Montreal police are investigating after a suspect assaulted a 32-year-old man on Aug. 8 afternoon.
Video posted on social media appears to show a religious Jewish man out with young children being beaten repeatedly by a young man who then throws the victim’s yarmulke before walking away from the scene. The video shows the young girl who accompanied the victim helping him to get to his feet after.
The Montreal Police Service (SVPM) confirmed the authenticity of the video in question, saying they responded to a 911 call around 2:45 p.m. Friday close to the intersection of de l’Épée Avenue and Beaumont Avenue in the Villeray—Saint-Michel—Parc-Extension neighborhood.
“According to initial reports, it appears that a 32-year-old man was struck several times by a suspect,” an SVPM spokesperson said in an Aug. 8 email to The Epoch Times, adding that “the suspect fled before police arrived and has not yet been apprehended.”
The video shows the victim being struck hard at least six times and having difficulty getting to his feet after the assault. According to SVPM, the victim suffered non-life-threatening injuries.
Police said the reasons for the assault are unknown at this time, and didn’t indicate whether it was hate-motivated.
“The reasons surrounding this assault are unknown at this time,” SVPM said, adding that the investigation into the attack is ongoing.

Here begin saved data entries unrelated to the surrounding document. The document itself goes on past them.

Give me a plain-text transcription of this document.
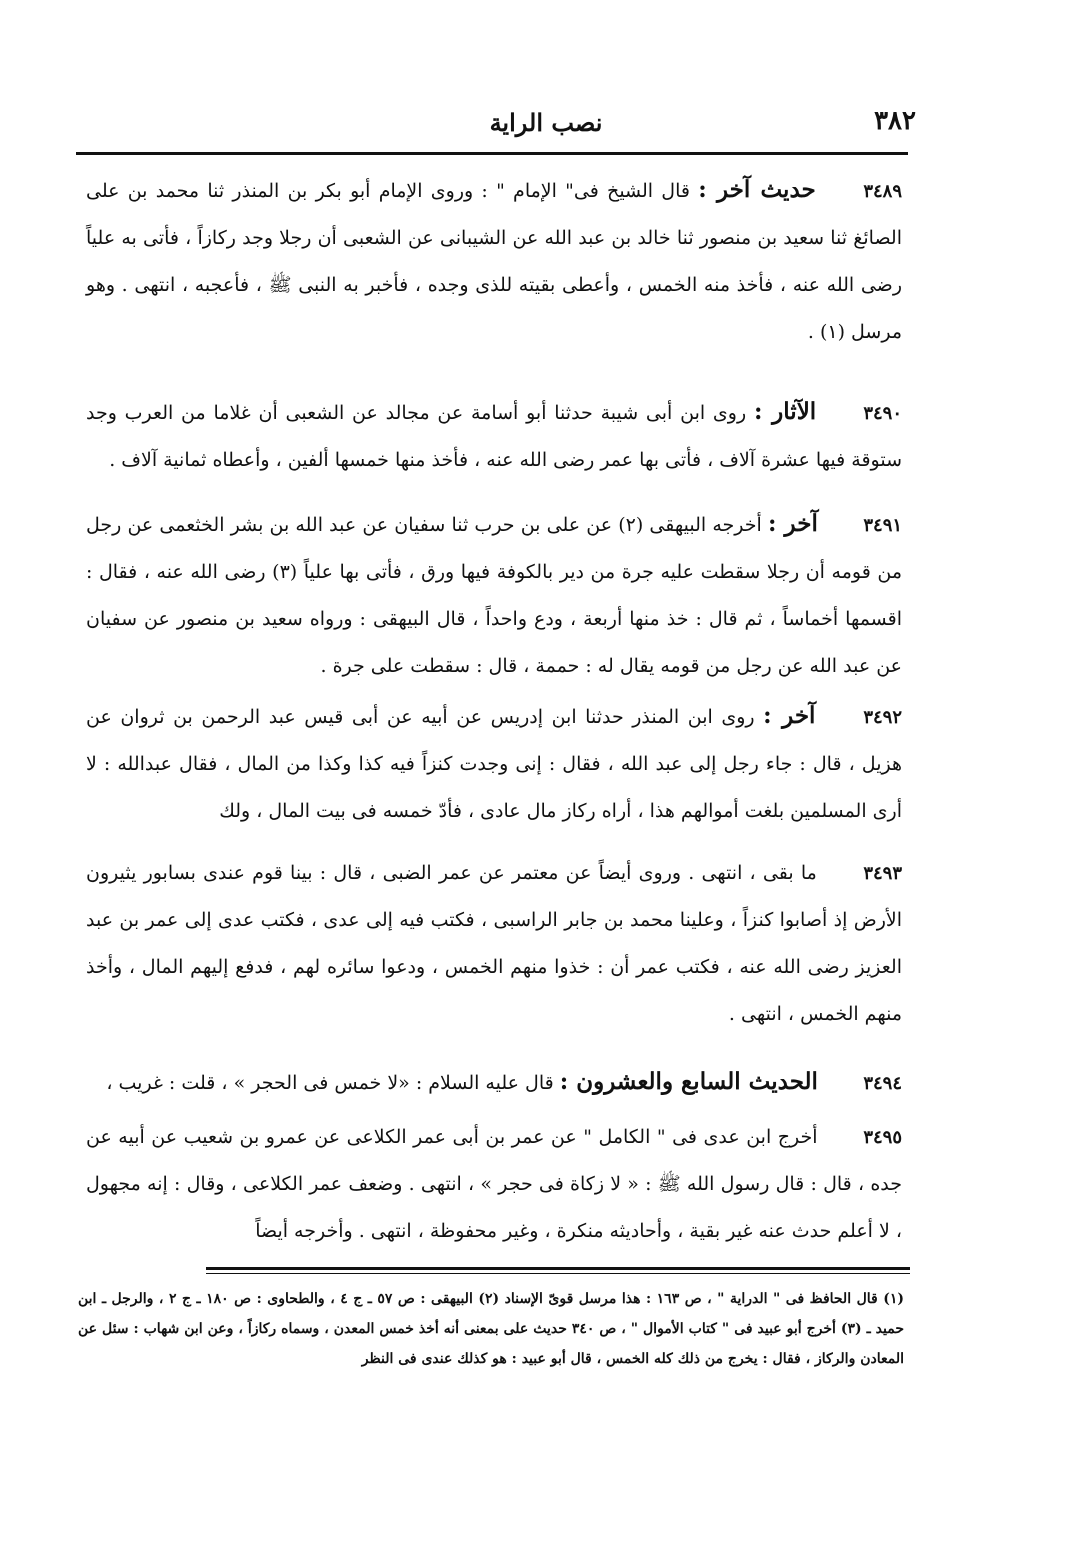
نصب الراية	٣٨٢
٣٤٨٩ حديث آخر : قال الشيخ فى" الإمام " : وروى الإمام أبو بكر بن المنذر ثنا محمد بن على الصائغ ثنا سعيد بن منصور ثنا خالد بن عبد الله عن الشيبانى عن الشعبى أن رجلا وجد ركازاً ، فأتى به علياً رضى الله عنه ، فأخذ منه الخمس ، وأعطى بقيته للذى وجده ، فأخبر به النبى ﷺ ، فأعجبه ، انتهى . وهو مرسل (١) .
٣٤٩٠ الآثار : روى ابن أبى شيبة حدثنا أبو أسامة عن مجالد عن الشعبى أن غلاما من العرب وجد ستوقة فيها عشرة آلاف ، فأتى بها عمر رضى الله عنه ، فأخذ منها خمسها ألفين ، وأعطاه ثمانية آلاف .
٣٤٩١ آخر : أخرجه البيهقى (٢) عن على بن حرب ثنا سفيان عن عبد الله بن بشر الخثعمى عن رجل من قومه أن رجلا سقطت عليه جرة من دير بالكوفة فيها ورق ، فأتى بها علياً (٣) رضى الله عنه ، فقال : اقسمها أخماساً ، ثم قال : خذ منها أربعة ، ودع واحداً ، قال البيهقى : ورواه سعيد بن منصور عن سفيان عن عبد الله عن رجل من قومه يقال له : حممة ، قال : سقطت على جرة .
٣٤٩٢ آخر : روى ابن المنذر حدثنا ابن إدريس عن أبيه عن أبى قيس عبد الرحمن بن ثروان عن هزيل ، قال : جاء رجل إلى عبد الله ، فقال : إنى وجدت كنزاً فيه كذا وكذا من المال ، فقال عبدالله : لا أرى المسلمين بلغت أموالهم هذا ، أراه ركاز مال عادى ، فأدّ خمسه فى بيت المال ، ولك
٣٤٩٣ ما بقى ، انتهى . وروى أيضاً عن معتمر عن عمر الضبى ، قال : بينا قوم عندى بسابور يثيرون الأرض إذ أصابوا كنزاً ، وعلينا محمد بن جابر الراسبى ، فكتب فيه إلى عدى ، فكتب عدى إلى عمر بن عبد العزيز رضى الله عنه ، فكتب عمر أن : خذوا منهم الخمس ، ودعوا سائره لهم ، فدفع إليهم المال ، وأخذ منهم الخمس ، انتهى .
٣٤٩٤ الحديث السابع والعشرون : قال عليه السلام : «لا خمس فى الحجر » ، قلت : غريب ،
٣٤٩٥ أخرج ابن عدى فى " الكامل " عن عمر بن أبى عمر الكلاعى عن عمرو بن شعيب عن أبيه عن جده ، قال : قال رسول الله ﷺ : « لا زكاة فى حجر » ، انتهى . وضعف عمر الكلاعى ، وقال : إنه مجهول ، لا أعلم حدث عنه غير بقية ، وأحاديثه منكرة ، وغير محفوظة ، انتهى . وأخرجه أيضاً
(١) قال الحافظ فى " الدراية " ، ص ١٦٣ : هذا مرسل قوىّ الإسناد (٢) البيهقى : ص ٥٧ ـ ج ٤ ، والطحاوى : ص ١٨٠ ـ ج ٢ ، والرجل ـ ابن حميد ـ (٣) أخرج أبو عبيد فى " كتاب الأموال " ، ص ٣٤٠ حديث على بمعنى أنه أخذ خمس المعدن ، وسماه ركازاً ، وعن ابن شهاب : سئل عن المعادن والركاز ، فقال : يخرج من ذلك كله الخمس ، قال أبو عبيد : هو كذلك عندى فى النظر
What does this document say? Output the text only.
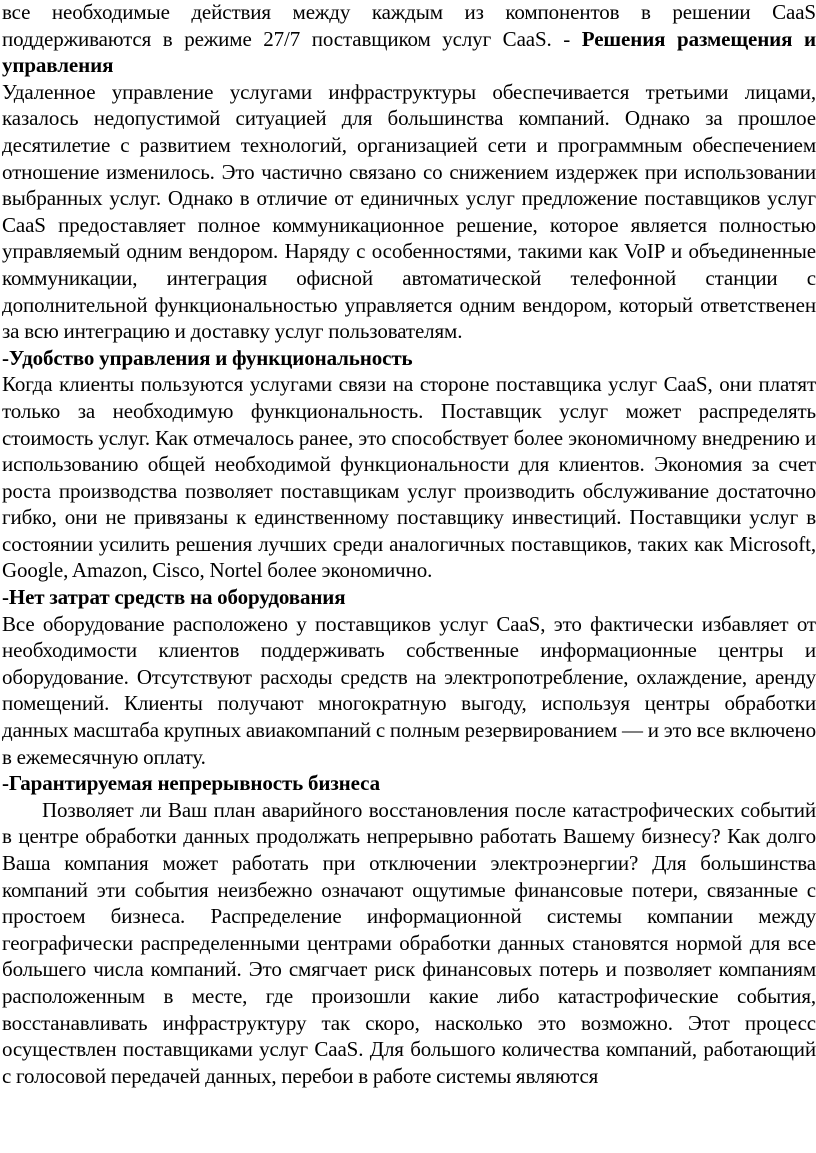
все необходимые действия между каждым из компонентов в решении CaaS поддерживаются в режиме 27/7 поставщиком услуг CaaS. - Решения размещения и управления

Удаленное управление услугами инфраструктуры обеспечивается третьими лицами, казалось недопустимой ситуацией для большинства компаний. Однако за прошлое десятилетие с развитием технологий, организацией сети и программным обеспечением отношение изменилось. Это частично связано со снижением издержек при использовании выбранных услуг. Однако в отличие от единичных услуг предложение поставщиков услуг CaaS предоставляет полное коммуникационное решение, которое является полностью управляемый одним вендором. Наряду с особенностями, такими как VoIP и объединенные коммуникации, интеграция офисной автоматической телефонной станции с дополнительной функциональностью управляется одним вендором, который ответственен за всю интеграцию и доставку услуг пользователям.

-Удобство управления и функциональность

Когда клиенты пользуются услугами связи на стороне поставщика услуг CaaS, они платят только за необходимую функциональность. Поставщик услуг может распределять стоимость услуг. Как отмечалось ранее, это способствует более экономичному внедрению и использованию общей необходимой функциональности для клиентов. Экономия за счет роста производства позволяет поставщикам услуг производить обслуживание достаточно гибко, они не привязаны к единственному поставщику инвестиций. Поставщики услуг в состоянии усилить решения лучших среди аналогичных поставщиков, таких как Microsoft, Google, Amazon, Cisco, Nortel более экономично.

-Нет затрат средств на оборудования

Все оборудование расположено у поставщиков услуг CaaS, это фактически избавляет от необходимости клиентов поддерживать собственные информационные центры и оборудование. Отсутствуют расходы средств на электропотребление, охлаждение, аренду помещений. Клиенты получают многократную выгоду, используя центры обработки данных масштаба крупных авиакомпаний с полным резервированием — и это все включено в ежемесячную оплату.

-Гарантируемая непрерывность бизнеса

Позволяет ли Ваш план аварийного восстановления после катастрофических событий в центре обработки данных продолжать непрерывно работать Вашему бизнесу? Как долго Ваша компания может работать при отключении электроэнергии? Для большинства компаний эти события неизбежно означают ощутимые финансовые потери, связанные с простоем бизнеса. Распределение информационной системы компании между географически распределенными центрами обработки данных становятся нормой для все большего числа компаний. Это смягчает риск финансовых потерь и позволяет компаниям расположенным в месте, где произошли какие либо катастрофические события, восстанавливать инфраструктуру так скоро, насколько это возможно. Этот процесс осуществлен поставщиками услуг CaaS. Для большого количества компаний, работающий с голосовой передачей данных, перебои в работе системы являются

Political figures and Jewish advocacy groups have spoken out against this incident, saying it must lead to a tougher stance against anti-Semitism.
“An unprovoked attack on a Jewish father, in front of his own children, must not go unanswered,” the Centre for Israel and Jewish Affairs posted on X on Aug. 8. “No more ‘thoughts and prayers.’ Authorities must hold the attacker accountable, and leaders at all levels of government must confront this dangerous escalation.”

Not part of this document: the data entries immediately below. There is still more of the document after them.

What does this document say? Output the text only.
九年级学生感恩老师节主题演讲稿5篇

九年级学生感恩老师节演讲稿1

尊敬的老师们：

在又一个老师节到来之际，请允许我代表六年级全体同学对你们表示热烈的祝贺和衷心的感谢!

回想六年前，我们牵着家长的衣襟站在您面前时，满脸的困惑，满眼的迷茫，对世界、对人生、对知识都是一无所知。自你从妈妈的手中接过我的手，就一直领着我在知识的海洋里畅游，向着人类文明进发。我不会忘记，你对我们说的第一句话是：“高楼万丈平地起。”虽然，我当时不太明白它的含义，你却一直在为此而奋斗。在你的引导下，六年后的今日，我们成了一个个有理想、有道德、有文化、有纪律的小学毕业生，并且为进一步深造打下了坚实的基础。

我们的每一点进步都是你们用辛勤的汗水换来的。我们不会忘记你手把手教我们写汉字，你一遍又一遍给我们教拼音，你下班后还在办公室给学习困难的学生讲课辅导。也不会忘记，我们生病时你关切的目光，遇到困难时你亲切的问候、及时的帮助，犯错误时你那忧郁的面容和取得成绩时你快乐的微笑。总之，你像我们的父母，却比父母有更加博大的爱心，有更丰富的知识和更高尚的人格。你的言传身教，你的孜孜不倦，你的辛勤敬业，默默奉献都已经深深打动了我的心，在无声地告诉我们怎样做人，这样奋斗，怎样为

Jeremy Levi, the mayor of Hampstead, a Montreal suburb, also condemned the attack, posting on X on Aug. 8 that the assault in the video is “beyond deplorable.”
“It is an outrage against basic human decency,” Levi said, adding that Hampstead boosted its public security budget by 50 percent in the past in order to ensure it is “ready, capable, and unwilling to depend on politicians who lack the courage to protect their own citizens.”
Conservative MP Rachael Thomas echoed Levi’s and CIJA’s concerns over the video of the assault, calling it “absolutely horrific.”
“These are scenes the world has seen before. Empty words with no action are no longer acceptable. We must ACT to stop antisemitism in Canada,” she said.
Canada has experienced a surge of anti-Semitic incidents and attacks in the last several years, including attempted arson of the Schara Tzedeck Synagogue in Vancouver in May of last year, three incidents of shots fired at a Jewish girls school in Toronto last year, a number of bomb threats against Canadian synagogues and Jewish community centres, and the December 2024 firebomb attack on Montreal’s Beth Tikvah synagogue in Montreal.
A federal report by professor emeritus Robert Brym released last month found that one in ten Jewish students in Ontario were the victim of an anti-Semitic incident between October 2023 and January 2025, while B’Nai Brith Canada says 6,219 anti-Semitic incidents were recorded in Canada last year, the most on record for the organization and a 7.4 percent rise since 2023.
In his July 30 announcement that Canada plans to recognize Palestinian statehood at the upcoming U.N. General Assembly in September, Prime Minister Mark Carney referenced rising anti-Semitism in Canada, saying his government plans to put forward legislation this fall making it a crime to block a person’s entrance to a house of worship, school, or community centre, along with more funding for “vulnerable communities” and protection for “places of worship.”